Re: How to fix "setuptools_scm" + importlib.metadata reports version 0.0.0

Lone_Wolf wrote:

There are multiple ways to use python stuff and there's no "one size fits everyone" solution .

Ok, thanks a lot for all the great links you provided - I just created some PDFs and will read them closer another day (mostly it's in the weekends I got time). I think you/we misunderstood each other earlier, I'll explain about that in the bottom of this answer...

Lone_Wolf wrote:

General packaging guidelines are at [2], and there are lots of pages dealing with specific types of packages.
The relevant page for archlinux python pacakges is at [3] (most of the things I posted in this thread are based on that page).

The first red box on [3] deals with .whl files or building from source.

TL;DR :

If an archlinux user decides pip is the way to go, the advise on the activestate.com page may be valid .
For an AUR package it's not.


[1] https://wiki.archlinux.org/title/Python … management
[2] https://wiki.archlinux.org/title/Arch_p … guidelines
[3] https://wiki.archlinux.org/title/Python … guidelines

Right. And here's where I think the misunderstanding is. The quote I was referring to, when I wrote that I preferred wheels from pypi is:

.... According to the Python Packaging Authority (PyPA), wheels are the preferred way that pip installs Python modules from the Python Package Index (PyPI) because they’re smaller, faster to install, and more efficient than building the package from the source code contained in an sdist.
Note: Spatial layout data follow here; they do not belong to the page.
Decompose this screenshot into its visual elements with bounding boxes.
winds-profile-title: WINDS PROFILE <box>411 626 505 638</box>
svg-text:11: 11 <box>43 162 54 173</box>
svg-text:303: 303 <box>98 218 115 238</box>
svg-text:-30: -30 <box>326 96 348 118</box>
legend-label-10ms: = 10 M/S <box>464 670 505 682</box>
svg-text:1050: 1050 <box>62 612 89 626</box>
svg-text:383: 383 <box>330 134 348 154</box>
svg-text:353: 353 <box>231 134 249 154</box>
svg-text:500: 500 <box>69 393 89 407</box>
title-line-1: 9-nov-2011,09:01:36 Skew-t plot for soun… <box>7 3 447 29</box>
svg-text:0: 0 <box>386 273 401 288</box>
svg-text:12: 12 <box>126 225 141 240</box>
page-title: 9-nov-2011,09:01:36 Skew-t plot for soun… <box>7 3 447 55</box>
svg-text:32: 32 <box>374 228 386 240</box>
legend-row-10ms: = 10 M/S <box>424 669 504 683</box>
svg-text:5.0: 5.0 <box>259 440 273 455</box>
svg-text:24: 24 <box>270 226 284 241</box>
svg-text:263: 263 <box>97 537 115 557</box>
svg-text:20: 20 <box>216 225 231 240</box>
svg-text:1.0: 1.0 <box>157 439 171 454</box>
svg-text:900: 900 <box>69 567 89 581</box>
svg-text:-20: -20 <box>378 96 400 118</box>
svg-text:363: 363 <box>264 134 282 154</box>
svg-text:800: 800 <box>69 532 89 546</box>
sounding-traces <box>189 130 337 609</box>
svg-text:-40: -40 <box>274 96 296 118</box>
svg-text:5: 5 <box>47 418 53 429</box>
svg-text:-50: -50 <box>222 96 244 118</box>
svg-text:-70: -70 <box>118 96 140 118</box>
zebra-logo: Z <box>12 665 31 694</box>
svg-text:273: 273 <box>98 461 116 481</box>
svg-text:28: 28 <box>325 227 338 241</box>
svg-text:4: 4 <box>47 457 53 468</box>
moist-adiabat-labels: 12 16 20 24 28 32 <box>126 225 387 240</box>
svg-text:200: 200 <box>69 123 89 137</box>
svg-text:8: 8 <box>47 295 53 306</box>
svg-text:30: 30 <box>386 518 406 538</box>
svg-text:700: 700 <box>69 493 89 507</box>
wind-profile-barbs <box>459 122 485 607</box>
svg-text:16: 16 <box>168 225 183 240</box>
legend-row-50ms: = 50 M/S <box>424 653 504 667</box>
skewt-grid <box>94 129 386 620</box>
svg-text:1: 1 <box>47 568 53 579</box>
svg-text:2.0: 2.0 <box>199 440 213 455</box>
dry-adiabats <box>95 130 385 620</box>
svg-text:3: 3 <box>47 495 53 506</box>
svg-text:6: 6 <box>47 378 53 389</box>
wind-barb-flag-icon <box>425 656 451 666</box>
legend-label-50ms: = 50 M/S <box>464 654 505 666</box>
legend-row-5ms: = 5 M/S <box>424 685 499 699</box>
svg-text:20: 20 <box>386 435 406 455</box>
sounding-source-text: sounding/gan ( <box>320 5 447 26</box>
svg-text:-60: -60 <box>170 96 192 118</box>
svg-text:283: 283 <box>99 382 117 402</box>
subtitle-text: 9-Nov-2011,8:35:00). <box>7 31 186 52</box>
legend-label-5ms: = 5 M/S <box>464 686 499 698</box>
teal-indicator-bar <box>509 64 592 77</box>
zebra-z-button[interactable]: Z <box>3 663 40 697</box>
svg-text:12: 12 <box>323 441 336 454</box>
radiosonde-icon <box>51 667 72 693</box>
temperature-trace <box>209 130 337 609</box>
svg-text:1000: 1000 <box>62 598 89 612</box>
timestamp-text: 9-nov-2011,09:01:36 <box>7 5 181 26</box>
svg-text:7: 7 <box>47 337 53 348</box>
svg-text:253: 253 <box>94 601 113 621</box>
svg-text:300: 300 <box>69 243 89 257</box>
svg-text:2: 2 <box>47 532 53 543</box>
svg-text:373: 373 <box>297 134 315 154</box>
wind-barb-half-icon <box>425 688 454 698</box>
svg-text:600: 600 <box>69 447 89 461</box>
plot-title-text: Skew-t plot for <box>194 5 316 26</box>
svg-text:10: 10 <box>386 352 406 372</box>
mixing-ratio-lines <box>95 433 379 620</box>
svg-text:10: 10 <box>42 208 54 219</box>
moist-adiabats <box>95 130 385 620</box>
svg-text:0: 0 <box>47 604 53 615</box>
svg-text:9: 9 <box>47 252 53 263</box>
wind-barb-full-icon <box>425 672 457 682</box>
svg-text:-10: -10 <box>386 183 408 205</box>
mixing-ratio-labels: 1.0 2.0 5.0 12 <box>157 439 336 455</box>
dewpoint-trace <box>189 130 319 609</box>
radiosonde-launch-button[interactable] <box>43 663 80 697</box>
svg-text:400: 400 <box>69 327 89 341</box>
I'm not talking about using a virtual environment or not. I'm talking about distributing a PKGBUILD which (inside a virtual environment) either builds everything from source - or uses the wheel as source. Since wheels are (I quote) "the preferred way that pip installs Python modules from the Python Package Index (PyPI) because they’re smaller, faster to install, and more efficient than building the package from the source code", I don't see why people shouldn't use wheel instead of building from source, when people make their PKGBUILD-files. In fact I did it myself, you can see it here: https://aur.archlinux.org/cgit/aur.git/ … -stego-lsb (my first and only package so far). There are no "pip" conflicts with conflicting system files as there would/could be if you just ran "pip install (package)" - the makepkg system should take care of not overwriting files and also clean everything up, when uninstalling the package (which can either be based on a built from source code or from wheel)... I think you misunderstood it because you didn't think of the situation where "pip install" runs inside the virtual environment to provide the normal securities (and exactly the same, we get as when building from source) from the package system.

You make it sound like the difference is to either:
1) use PKGBUILD and then build from source (inside virtual env) or
2) use "pip install" (outside virtual env)

That's not what I'm talking about. I'm talking about PKGBUILD the whole way and either build from source or use wheels, inside the virtual environment ("makepkg")... I prefer the latter... Anyway, I have not (yet) read all the links you provided, but will take a much deeper look into that later so thanks a lot for posting them, I can see there are lot's of things to learn for me still.